Numérique: le droit à l’oubli, ce grand oublié

Le Maroc collabore activement avec les GAFAM (Google, Apple, Facebook, Amazon).

Revue de presseLe droit à l’oubli numérique, consacré en Europe, reste inexistant dans la législation marocaine malgré la multiplication des atteintes à la vie privée, comme l’affaire de la CNSS. Face à une digitalisation croissante, le Royaume doit garantir à ses citoyens le contrôle de leur identité numérique. Cet article est une revue de presse tirée du magazine Challenge.

Le 16/04/2025 à 19h29

À l’ère du tout-numérique, l’oubli est devenu un luxe. Ce que l’on publie, ce que l’on subit, ce que l’on fuit… tout reste. En Europe, ce constat a conduit à consacrer le droit à l’oubli numérique à travers le Règlement général sur la protection des données (RGPD).

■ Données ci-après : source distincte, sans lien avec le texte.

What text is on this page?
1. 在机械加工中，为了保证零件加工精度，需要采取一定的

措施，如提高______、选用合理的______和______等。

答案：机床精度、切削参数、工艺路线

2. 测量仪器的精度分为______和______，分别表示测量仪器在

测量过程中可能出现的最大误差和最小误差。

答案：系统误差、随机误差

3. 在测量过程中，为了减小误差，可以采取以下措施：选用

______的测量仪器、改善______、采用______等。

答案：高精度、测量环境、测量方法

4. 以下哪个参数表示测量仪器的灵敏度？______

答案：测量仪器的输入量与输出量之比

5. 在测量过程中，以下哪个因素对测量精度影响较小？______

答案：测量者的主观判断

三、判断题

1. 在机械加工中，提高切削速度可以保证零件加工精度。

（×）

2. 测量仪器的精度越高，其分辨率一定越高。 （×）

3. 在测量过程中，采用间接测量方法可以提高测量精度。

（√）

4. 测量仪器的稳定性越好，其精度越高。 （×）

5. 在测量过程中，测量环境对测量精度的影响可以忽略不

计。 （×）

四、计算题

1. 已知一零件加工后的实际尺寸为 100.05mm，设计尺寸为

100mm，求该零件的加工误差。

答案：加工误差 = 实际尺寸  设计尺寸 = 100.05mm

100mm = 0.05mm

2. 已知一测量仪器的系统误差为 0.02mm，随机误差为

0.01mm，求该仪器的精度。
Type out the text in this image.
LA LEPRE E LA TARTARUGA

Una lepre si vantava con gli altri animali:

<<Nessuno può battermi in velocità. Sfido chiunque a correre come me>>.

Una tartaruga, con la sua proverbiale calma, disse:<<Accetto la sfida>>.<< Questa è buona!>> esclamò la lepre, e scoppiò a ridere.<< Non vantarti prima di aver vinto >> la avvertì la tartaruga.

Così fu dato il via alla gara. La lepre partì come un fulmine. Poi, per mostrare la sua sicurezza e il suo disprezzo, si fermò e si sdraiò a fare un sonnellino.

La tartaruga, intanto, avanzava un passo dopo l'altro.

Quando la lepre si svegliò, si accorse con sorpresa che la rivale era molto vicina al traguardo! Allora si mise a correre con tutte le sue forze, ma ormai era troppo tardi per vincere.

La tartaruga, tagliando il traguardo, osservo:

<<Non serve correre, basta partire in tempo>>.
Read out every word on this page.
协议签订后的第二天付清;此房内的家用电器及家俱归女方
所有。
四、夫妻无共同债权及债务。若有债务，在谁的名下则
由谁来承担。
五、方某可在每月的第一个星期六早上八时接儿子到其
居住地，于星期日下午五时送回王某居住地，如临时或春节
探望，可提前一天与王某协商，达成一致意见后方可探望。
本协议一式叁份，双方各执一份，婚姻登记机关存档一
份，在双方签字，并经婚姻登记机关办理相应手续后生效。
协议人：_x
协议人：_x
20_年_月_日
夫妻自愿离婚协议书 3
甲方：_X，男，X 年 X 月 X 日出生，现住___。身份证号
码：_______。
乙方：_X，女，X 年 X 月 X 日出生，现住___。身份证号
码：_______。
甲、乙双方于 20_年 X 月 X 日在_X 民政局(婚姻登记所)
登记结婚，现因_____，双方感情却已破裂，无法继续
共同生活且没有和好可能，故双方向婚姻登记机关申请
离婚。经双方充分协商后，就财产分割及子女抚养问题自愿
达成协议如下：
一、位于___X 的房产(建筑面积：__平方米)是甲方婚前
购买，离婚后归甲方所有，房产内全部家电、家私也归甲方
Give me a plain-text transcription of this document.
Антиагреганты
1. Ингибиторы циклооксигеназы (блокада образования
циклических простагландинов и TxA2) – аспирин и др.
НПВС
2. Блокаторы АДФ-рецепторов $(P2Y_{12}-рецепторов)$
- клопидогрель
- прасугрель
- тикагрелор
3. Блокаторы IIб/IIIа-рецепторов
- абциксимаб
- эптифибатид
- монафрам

Dans le Royaume, ce droit reste une notion floue, absente des textes, bien qu’elle soit plus que jamais d’actualité, relève le magazine Challenge, dans une analyse dédiée.

La digitalisation galopante de la société a effacé les frontières entre vie réelle et vie virtuelle. Résultat: des millions de citoyens Marocains se retrouvent prisonniers de leurs traces numériques.

Une question s’impose, dès lors. Avons-nous encore le droit d’effacer notre passé numérique?

En Europe, le RGPD a instauré un droit fondamental: celui de demander l’effacement de données personnelles devenues obsolètes, inexactes ou nuisibles. Ce droit permet à chacun de reprendre le contrôle sur son identité numérique.

Dans le Royaume, la situation est toute autre. Malgré la présence de la Commission nationale de contrôle de la protection des données à caractère personnel (CNDP), le droit à l’oubli reste méconnu, et surtout non inscrit dans la législation.

L’affaire du piratage des données de la CNSS, révélant les informations sensibles de près de deux millions de citoyens, a brutalement rappelé les risques liés à cette lacune juridique. «Le numérique n’est plus une abstraction. Il est devenu une extension de notre identité –et de nos vulnérabilités», alerte Youssef Maddarsi, CEO de Naoris Consulting, cité par Challenge. «Une fois exposées, des données comme le nom, le salaire ou le RIB restent en circulation pour des années. Le droit à l’oubli numérique devient alors essentiel», a-t-il indiqué.

Ce droit, défini par l’article 17 du RGPD, donne à tout citoyen Marocain le pouvoir de demander la suppression ou le déréférencement de ses données personnelles, notamment lorsqu’elles portent atteinte à sa vie privée. Un garde-fou, démocratique, face aux dérives potentielles d’un monde hyperconnecté.

Dans le Royaume, la loi 09-08 sur la protection des données personnelles représente une avancée, mais, nonobstant, reste incomplète. Elle ne traite pas des mécanismes concrets de déréférencement ni de la suppression des contenus nuisibles en ligne.

Les défis qui se posent aux décideurs sont multiples: qui est responsable? Les moteurs de recherche, les hébergeurs, les plateformes numériques? Qui impose le droit? Le Royaume ne dispose-t-il pas d’interlocuteurs directs chez les géants du web, les fameux «GAFAM»? Et, in fine, comment arbitrer? Entre le droit à l’oubli et le droit à l’information, la ligne est en effet très fine.

«Le droit à l’oubli nécessite plus qu’une loi: il faut une refonte culturelle de notre rapport à la vie privée», souligne Maddarsi. Pour lui, «cela suppose une volonté politique, une mise à niveau juridique conforme aux standards internationaux, mais aussi une prise de conscience citoyenne».

Aujourd’hui, alors que le Royaume aspire à devenir un hub numérique régional, il est crucial de replacer l’humain au cœur de ce virage digital.

Intégrer le droit à l’oubli, c’est reconnaître que la mémoire numérique ne peut être infinie, si elle devient une sentence à perpétuité, souligne Challenge.